The complaint also added that one of the Indian nationals apprehended provided limited information to Border Patrol.
'He reported that he paid a significant amount of money to enter Canada from India under fraudulently obtained student visa. He did not intend to study in Canada but rather to illegally enter the United States. He had crossed the border into the United States on foot and had expected to be picked up by an individual who would drive him to his uncle's residence in Chicago,' it said.
MacLatchy said that anyone who is thinking of crossing the border in Manitoba, either heading south or north should not do it.
"Do not listen to anyone who tells you they can get you to your destination safely. They can't. Even with the proper clothing, it is not a journey that is possible.

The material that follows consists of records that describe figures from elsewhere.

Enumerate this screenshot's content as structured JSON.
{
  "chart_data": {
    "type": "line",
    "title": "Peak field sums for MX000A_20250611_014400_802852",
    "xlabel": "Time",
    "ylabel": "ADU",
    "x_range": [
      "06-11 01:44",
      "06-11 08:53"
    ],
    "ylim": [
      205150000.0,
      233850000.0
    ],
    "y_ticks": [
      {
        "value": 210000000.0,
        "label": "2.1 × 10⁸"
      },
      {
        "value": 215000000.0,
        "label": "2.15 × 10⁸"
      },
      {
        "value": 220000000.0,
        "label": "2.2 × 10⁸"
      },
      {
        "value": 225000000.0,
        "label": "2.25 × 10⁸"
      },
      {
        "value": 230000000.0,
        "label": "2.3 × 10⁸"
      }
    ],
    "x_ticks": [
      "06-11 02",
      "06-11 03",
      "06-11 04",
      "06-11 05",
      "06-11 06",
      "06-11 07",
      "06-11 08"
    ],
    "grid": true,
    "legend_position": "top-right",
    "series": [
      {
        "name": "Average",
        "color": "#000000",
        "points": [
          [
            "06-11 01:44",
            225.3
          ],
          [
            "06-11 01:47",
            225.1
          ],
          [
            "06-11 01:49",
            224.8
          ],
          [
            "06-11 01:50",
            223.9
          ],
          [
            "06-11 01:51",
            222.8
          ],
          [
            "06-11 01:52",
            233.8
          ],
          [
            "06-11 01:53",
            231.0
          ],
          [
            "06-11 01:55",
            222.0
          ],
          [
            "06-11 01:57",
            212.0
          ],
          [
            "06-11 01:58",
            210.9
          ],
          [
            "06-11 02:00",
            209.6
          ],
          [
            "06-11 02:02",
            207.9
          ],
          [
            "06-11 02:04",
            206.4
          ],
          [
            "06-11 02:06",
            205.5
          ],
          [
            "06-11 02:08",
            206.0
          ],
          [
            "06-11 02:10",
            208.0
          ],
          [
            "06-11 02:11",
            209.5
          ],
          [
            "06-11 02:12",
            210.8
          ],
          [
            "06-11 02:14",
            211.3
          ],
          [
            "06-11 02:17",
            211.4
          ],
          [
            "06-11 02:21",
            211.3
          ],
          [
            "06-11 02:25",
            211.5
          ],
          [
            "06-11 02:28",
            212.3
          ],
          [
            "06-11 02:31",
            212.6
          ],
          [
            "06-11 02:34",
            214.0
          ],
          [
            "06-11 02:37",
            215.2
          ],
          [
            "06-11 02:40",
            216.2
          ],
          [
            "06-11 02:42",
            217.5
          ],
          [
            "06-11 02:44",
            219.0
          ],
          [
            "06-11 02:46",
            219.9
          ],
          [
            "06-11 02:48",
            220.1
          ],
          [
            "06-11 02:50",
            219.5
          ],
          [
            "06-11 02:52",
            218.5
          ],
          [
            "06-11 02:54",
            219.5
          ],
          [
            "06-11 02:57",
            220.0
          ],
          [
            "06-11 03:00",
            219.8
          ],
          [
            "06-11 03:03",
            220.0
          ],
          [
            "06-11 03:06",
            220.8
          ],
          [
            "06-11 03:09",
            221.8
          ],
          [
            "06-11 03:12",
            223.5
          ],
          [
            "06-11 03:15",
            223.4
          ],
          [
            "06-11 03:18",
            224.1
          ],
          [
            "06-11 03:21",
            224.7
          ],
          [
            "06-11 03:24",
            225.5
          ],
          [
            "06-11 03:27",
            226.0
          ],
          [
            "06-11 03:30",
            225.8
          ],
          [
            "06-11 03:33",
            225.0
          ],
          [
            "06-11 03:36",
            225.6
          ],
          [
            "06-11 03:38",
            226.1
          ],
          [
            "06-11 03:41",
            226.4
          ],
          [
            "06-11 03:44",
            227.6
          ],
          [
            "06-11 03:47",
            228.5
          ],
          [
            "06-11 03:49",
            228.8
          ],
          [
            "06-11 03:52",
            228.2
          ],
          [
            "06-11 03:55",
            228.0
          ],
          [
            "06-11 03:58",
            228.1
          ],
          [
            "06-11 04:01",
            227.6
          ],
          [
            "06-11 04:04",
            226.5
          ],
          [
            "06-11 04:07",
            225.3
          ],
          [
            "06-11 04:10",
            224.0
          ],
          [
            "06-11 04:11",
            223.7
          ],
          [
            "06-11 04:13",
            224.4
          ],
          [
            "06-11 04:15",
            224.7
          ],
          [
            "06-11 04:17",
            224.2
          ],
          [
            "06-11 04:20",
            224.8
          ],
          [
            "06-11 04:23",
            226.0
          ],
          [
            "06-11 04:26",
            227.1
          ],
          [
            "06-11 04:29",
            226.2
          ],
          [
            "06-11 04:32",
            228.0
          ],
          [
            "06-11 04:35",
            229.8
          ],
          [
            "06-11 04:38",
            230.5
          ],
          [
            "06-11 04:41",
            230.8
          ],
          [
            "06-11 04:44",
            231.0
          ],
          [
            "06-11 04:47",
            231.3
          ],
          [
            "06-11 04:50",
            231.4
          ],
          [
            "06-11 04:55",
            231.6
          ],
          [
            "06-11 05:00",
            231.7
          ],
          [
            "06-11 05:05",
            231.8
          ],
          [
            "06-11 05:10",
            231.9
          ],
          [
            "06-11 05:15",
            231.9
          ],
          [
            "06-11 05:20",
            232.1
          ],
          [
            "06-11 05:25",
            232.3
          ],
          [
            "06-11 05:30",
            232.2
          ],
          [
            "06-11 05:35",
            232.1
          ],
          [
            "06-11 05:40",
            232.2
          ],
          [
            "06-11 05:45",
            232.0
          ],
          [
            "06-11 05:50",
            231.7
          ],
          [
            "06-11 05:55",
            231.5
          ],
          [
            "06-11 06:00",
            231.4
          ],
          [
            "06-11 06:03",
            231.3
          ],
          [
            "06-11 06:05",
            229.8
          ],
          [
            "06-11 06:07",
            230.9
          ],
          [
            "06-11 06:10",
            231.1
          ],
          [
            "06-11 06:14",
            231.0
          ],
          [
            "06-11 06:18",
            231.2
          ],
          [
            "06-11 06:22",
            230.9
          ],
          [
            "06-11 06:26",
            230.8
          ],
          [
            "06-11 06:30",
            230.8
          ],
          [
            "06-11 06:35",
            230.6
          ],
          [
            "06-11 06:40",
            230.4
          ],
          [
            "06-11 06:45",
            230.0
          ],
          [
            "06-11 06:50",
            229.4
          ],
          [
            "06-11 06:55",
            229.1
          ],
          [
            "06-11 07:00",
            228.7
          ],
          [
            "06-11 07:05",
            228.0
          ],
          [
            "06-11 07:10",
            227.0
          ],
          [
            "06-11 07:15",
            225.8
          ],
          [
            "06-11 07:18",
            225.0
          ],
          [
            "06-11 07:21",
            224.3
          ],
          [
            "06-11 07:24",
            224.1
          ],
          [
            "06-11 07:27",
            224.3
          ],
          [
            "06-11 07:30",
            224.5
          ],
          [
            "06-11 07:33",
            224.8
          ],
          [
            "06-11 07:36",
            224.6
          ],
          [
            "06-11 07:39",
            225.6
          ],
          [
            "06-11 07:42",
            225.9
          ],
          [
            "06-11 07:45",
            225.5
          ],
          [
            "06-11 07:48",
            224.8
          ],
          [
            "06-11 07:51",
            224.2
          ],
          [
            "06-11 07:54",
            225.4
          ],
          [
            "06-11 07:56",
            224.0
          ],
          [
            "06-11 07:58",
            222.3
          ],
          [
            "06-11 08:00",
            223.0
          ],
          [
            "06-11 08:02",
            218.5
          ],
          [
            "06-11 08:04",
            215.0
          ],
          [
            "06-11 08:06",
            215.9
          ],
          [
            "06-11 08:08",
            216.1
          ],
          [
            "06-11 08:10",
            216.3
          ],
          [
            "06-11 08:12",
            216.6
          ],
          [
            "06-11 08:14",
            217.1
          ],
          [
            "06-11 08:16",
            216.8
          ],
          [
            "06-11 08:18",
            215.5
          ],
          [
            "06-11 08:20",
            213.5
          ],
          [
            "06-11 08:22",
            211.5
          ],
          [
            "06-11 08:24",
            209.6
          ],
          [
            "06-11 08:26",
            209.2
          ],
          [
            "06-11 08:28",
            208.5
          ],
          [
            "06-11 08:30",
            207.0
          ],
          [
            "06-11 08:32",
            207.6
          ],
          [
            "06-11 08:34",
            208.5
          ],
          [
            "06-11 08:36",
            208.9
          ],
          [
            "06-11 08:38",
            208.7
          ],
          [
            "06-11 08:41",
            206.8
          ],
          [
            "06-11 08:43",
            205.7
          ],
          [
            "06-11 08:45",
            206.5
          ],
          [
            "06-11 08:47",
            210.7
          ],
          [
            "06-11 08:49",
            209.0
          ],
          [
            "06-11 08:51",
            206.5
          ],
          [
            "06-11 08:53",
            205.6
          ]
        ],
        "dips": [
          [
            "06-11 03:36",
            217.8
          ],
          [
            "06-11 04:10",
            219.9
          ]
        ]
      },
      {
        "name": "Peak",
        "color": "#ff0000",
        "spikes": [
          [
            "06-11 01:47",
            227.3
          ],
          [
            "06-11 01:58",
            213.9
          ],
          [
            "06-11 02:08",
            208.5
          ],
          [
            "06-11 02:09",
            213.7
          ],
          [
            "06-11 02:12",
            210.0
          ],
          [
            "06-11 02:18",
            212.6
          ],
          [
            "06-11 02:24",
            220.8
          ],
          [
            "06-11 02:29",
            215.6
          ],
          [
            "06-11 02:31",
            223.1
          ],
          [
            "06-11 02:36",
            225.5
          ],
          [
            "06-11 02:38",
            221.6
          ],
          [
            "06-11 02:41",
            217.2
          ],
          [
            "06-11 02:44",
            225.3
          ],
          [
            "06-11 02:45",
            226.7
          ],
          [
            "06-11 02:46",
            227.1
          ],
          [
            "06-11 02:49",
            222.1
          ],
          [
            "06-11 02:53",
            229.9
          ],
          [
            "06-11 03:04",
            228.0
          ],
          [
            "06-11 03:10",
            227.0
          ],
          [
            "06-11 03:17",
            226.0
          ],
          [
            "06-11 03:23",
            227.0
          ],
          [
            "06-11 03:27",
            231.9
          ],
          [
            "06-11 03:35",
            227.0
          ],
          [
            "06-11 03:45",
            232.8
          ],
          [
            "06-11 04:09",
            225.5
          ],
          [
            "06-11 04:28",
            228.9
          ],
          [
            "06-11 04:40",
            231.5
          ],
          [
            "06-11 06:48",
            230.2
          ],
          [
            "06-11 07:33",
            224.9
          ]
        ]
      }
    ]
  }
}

"This morning, taking the severe wind chill into account, it was -41 degrees Celsius in the Emerson area. At this temperature, your skin will freeze in minutes. I understand there may be a great need to get to another country, but this is not the way. You will be risking your life and the lives of the people you care about." the officer said.
"I am saddened there was loss of life and the fact a small child died makes it even more difficult. Our hearts go out to the families and loved ones," said Grand Forks Sector Chief Patrol Agent Anthony S Good.
"Anyone thinking of crossing the border illegally in these treacherous conditions should not do it. Smugglers only care about the money they are going to make and have zero regard for lives lost," Good said.
External Affairs Minister S Jaishankar on Friday expressed shock at the death of the family of four Indian nationals.
'Shocked by the report that 4 Indian nationals, including an infant, have lost their lives at the Canada-US border. Have asked our Ambassadors in the US and Canada to urgently respond to the situation,' Jaishankar tweeted.
Jaishankar spoke to India's Ambassador to the US Taranjit Singh Sandhu and India's High Commissioner in Canada Ajay Bisaria.
Ambassador Sandhu said it was an unfortunate and tragic incident.
'We are in touch with US authorities on their ongoing investigation. A consular team from @IndiainChicago is travelling today to Minnesota to coordinate and provide any assistance required,' he tweeted.
India's High Commissioner in Canada Bisaria said it was a grave tragedy.
'An Indian consular team is travelling today from @IndiainToronto to Manitoba to coordinate and help,' he tweeted.
'We will work with Canadian authorities to investigate these disturbing events,' he wrote.